Vandaag ontving ik een interessant bericht in de nieuwsbrief Knowledge@Wharton van de
The Wharton School of the University of Pennsylvania. Daarin wordt een beeld geschetst dat naar mijn idee ook vanuit internationaal arbeidsmarkt perspectief de moeite waard is om kennis van te nemen.

Hierbij een gedeelte uit de inleiding:

A new global middle class is rising up from poverty in emerging economies around the world, providing competition for labor and resources, but also enormous promise for multinationals that tailor products and services to the burgeoning ranks of first-time consumers, according to Wharton faculty and analysts.

The World Bank estimates that the global middle class is likely to grow from 430 million in 2000 to 1.15 billion in 2030. The bank defines the middle class as earners making between $10 and $20 a day — adjusted for local prices — which is roughly the range of average incomes between Brazil ($10) and Italy ($20).

A look at the geographic distribution is striking. In 2000, developing countries were home to 56% of the global middle class, but by 2030 that figure is expected to reach 93%. China and India alone will account for two-thirds of the expansion, with China contributing 52% of the increase and India 12%, World Bank research shows.

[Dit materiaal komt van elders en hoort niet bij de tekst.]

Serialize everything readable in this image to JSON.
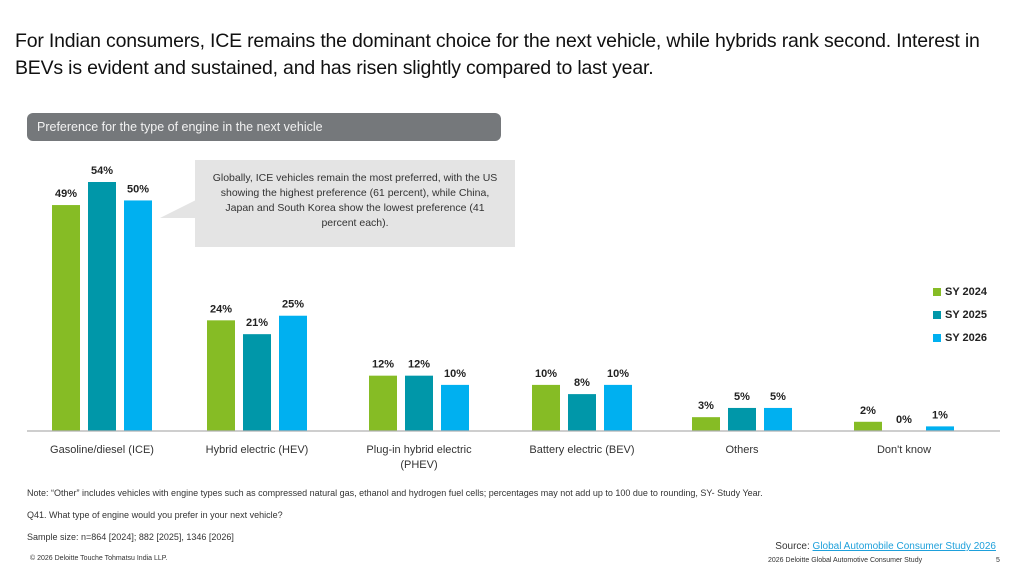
{
  "headline": "For Indian consumers, ICE remains the dominant choice for the next vehicle, while hybrids rank second. Interest in BEVs is evident and sustained, and has risen slightly compared to last year.",
  "section_title": "Preference for the type of engine in the next vehicle",
  "callout": "Globally, ICE vehicles remain the most preferred, with the US showing the highest preference (61 percent), while China, Japan and South Korea show the lowest preference (41 percent each).",
  "chart_data": {
    "type": "bar",
    "title": "Preference for the type of engine in the next vehicle",
    "xlabel": "",
    "ylabel": "",
    "ylim": [
      0,
      55
    ],
    "grid": false,
    "legend_position": "right",
    "categories": [
      [
        "Gasoline/diesel (ICE)"
      ],
      [
        "Hybrid electric (HEV)"
      ],
      [
        "Plug-in hybrid electric",
        "(PHEV)"
      ],
      [
        "Battery electric (BEV)"
      ],
      [
        "Others"
      ],
      [
        "Don't know"
      ]
    ],
    "series": [
      {
        "name": "SY 2024",
        "color": "#86bc25",
        "values": [
          49,
          24,
          12,
          10,
          3,
          2
        ]
      },
      {
        "name": "SY 2025",
        "color": "#0097a9",
        "values": [
          54,
          21,
          12,
          8,
          5,
          0
        ]
      },
      {
        "name": "SY 2026",
        "color": "#00b0f0",
        "values": [
          50,
          25,
          10,
          10,
          5,
          1
        ]
      }
    ],
    "value_suffix": "%"
  },
  "legend": [
    {
      "label": "SY 2024",
      "color": "#86bc25"
    },
    {
      "label": "SY 2025",
      "color": "#0097a9"
    },
    {
      "label": "SY 2026",
      "color": "#00b0f0"
    }
  ],
  "notes": {
    "note": "Note: “Other” includes vehicles with engine types such as compressed natural gas, ethanol and hydrogen fuel cells; percentages may not add up to 100 due to rounding, SY- Study Year.",
    "question": "Q41. What type of engine would you prefer in your next vehicle?",
    "sample": "Sample size: n=864 [2024]; 882 [2025], 1346 [2026]"
  },
  "footer": {
    "copyright": "© 2026 Deloitte Touche Tohmatsu India LLP.",
    "source_label": "Source: ",
    "source_link": "Global Automobile Consumer Study 2026",
    "study": "2026 Deloitte Global Automotive Consumer Study",
    "page": "5"
  }
}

According to Wharton management professor Mauro Guillen, the world’s middle class has, until recently, been located in “the triad” of Europe, North America and Japan. In the 1970s and 1980s, countries such as South Korea, Brazil, Mexico and Argentina also built sizeable middle-class populations. “Nowadays, it’s China and India,” says Guillen. “The driver is economic growth. As the economy expands, the domestic market starts to become bigger, and it is typically a middle-class market.”

Wharton marketing professor Jagmohan Raju predicts the shift in distribution of the global middle class will continue as developing countries adapt to remain competitive in the world economy. “Due to economic pressures, more and more companies in developed nations are seeking educated workforces in emerging markets to outsource manufacturing and service jobs,” he says. “More economic pressures in the West mean more jobs in emerging markets and a bigger middle class that has higher buying power.”

As a result, multinationals that have so far viewed developing nations largely as a cheap source of labor, are now poised to benefit again as many of the workers they paid to build their products are increasingly able to afford Western consumer goods. “Countries like India consist of young consumers who are ambitious and save quite a bit, but are also willing to spend on small luxuries like Western brands of consumer packaged goods,” says Raju.

Bill Amelio, CEO of Lenovo, the Chinese firm that merged with IBM’s personal computer business, notes that China is now the world’s largest market for television sets and cell phones and the second-largest market for automobiles and personal computers. “This demonstrates that there is a big consumer economy that’s being driven in China, which is exactly what the Western world was looking to happen many years ago. And that’s just China. Add India, and we’re seeing consumerism pulling up a lot of the poverty in many areas.”

The McKinsey Global Institute, the consulting firm’s independent economic research arm, projects India’s middle class will grow from 50 million to 583 million people in the next two decades. At the same time, the country will advance from the world’s 12th largest consumer market to the fifth.

Coca-Cola’s newly appointed chief executive Muhtar Kent sees this market as critical to his company’s future and describes the scale of the opportunity as equivalent to adding a city the size of New York to the world every three months.

Wellicht nu nog de ver van ons bed show, maar een ontwikkeling die voor de recruitment branche in de verschillende landen mooie uitdagingen biedt.